There are some medical treatments designed to reduce sexual urges. Levine says studies indicate the treatments can be effective, as long as a person stays on the medication. But it's like managing other chronic conditions -- once you stop the treatment, the patient lapses.

"There have been some terrible cases of that where there's expectation that this individual has learned his or her lesson, has controlled their impulses, has gotten over their obsessions, goes off the medication and reverts, and something terrible happens," Levine points out.

Nonetheless, treatment professionals say even some violent sex offenders who go through extensive therapy can be rehabilitated.

Pedophiles are a different story.

David Peters is a therapist in private practice in San Diego.

"Pedophiles will pretty much always have a sexual arousal toward pre-pubescent children," Peters says. "And while they may be controlled, they won't be cured, and they have to be monitored, really, for the rest of their lives."

Forensic psychologist Dawn Griffin is a program director at Alliant University. She agrees if you lock up a sexual predator for life, you've solved that individual problem. But…

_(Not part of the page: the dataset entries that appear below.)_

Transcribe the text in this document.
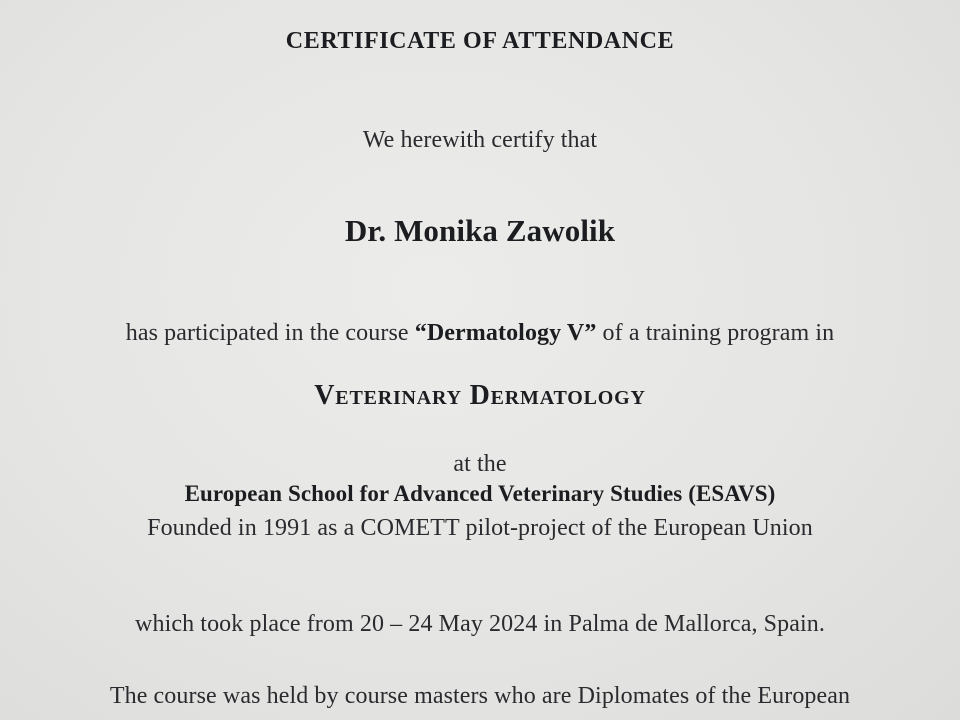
CERTIFICATE OF ATTENDANCE
We herewith certify that
Dr. Monika Zawolik
has participated in the course “Dermatology V” of a training program in
Veterinary Dermatology
at the
European School for Advanced Veterinary Studies (ESAVS)
Founded in 1991 as a COMETT pilot-project of the European Union
which took place from 20 – 24 May 2024 in Palma de Mallorca, Spain.
The course was held by course masters who are Diplomates of the European
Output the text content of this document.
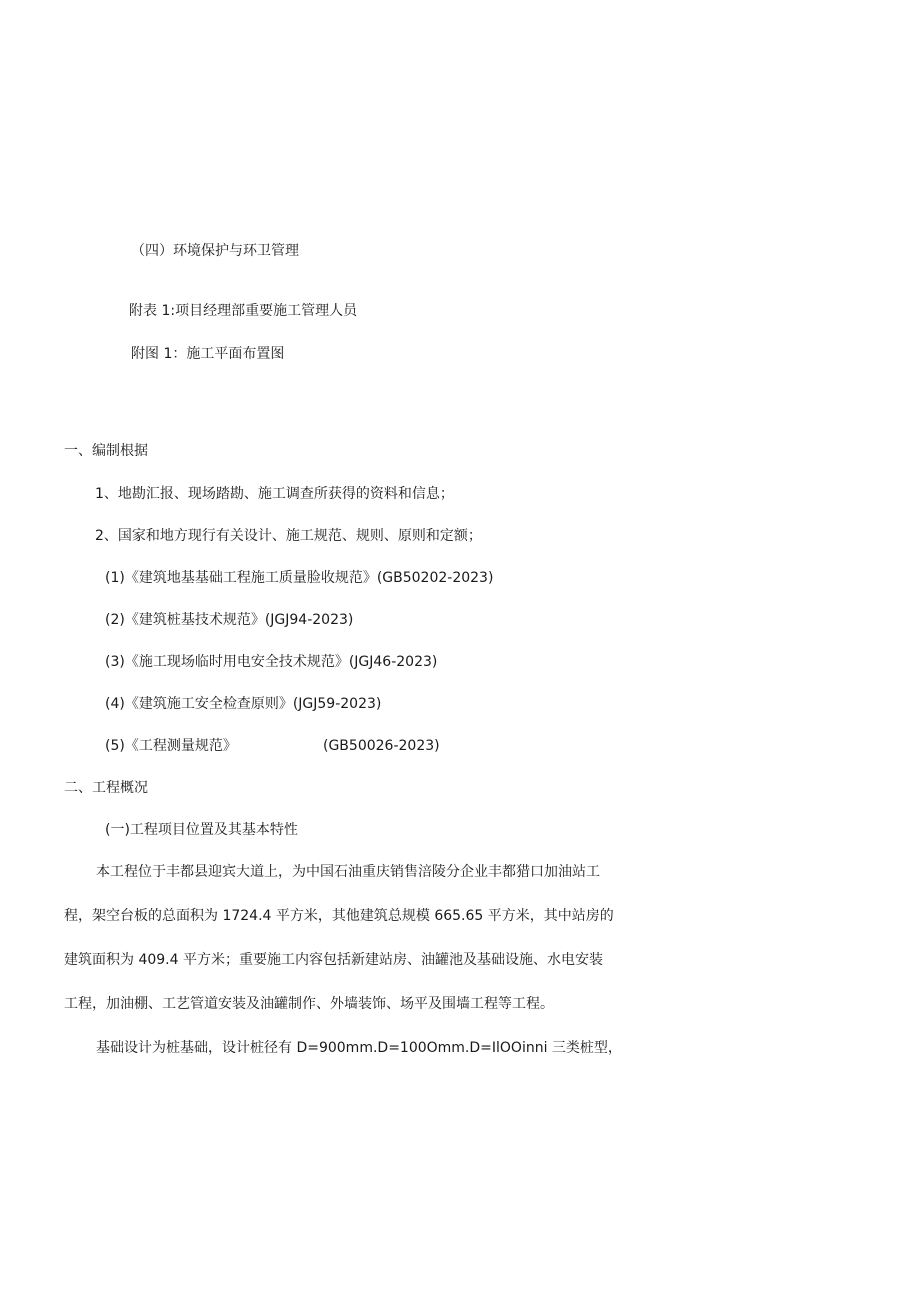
（四）环境保护与环卫管理
附表 1:项目经理部重要施工管理人员
附图 1：施工平面布置图
一、编制根据
1、地勘汇报、现场踏勘、施工调查所获得的资料和信息；
2、国家和地方现行有关设计、施工规范、规则、原则和定额；
(1)《建筑地基基础工程施工质量脸收规范》(GB50202-2023)
(2)《建筑桩基技术规范》(JGJ94-2023)
(3)《施工现场临时用电安全技术规范》(JGJ46-2023)
(4)《建筑施工安全检查原则》(JGJ59-2023)
(5)《工程测量规范》	(GB50026-2023)
二、工程概况
(一)工程项目位置及其基本特性
本工程位于丰都县迎宾大道上，为中国石油重庆销售涪陵分企业丰都猎口加油站工
程，架空台板的总面积为 1724.4 平方米，其他建筑总规模 665.65 平方米，其中站房的
建筑面积为 409.4 平方米；重要施工内容包括新建站房、油罐池及基础设施、水电安装
工程，加油棚、工艺管道安装及油罐制作、外墙装饰、场平及围墙工程等工程。
基础设计为桩基础，设计桩径有 D=900mm.D=100Omm.D=IlOOinni 三类桩型，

"What have we learned from him?" Griffin ponders. "Why did he begin offending? The more we can understand that dynamic, the better I think we can apply it into treatment standards, into assessments, the better, more holistic understanding we will have as to why individuals offend."

Griffin believes the key to that understanding is treatment.

Here's one thing to keep in mind, however: Up to 90 percent of sex offenders are related to or know their victims. That means that strangers who abduct and murder young girls are rare.

So why do we concentrate on these infrequent crimes?

"Because it's a little safer, quite honestly, dealing with a stranger rape, and abduction and killing, rather than taking a look at a family dynamic and saying, a father did this to his child, or a mother did this her child," Griffin responds. "That's really tough for all of us to wrap our head around."

In fact, Griffin says even if we locked up all convicted sexual predators for life, we wouldn't put an end to the vast majority of sexual offenses.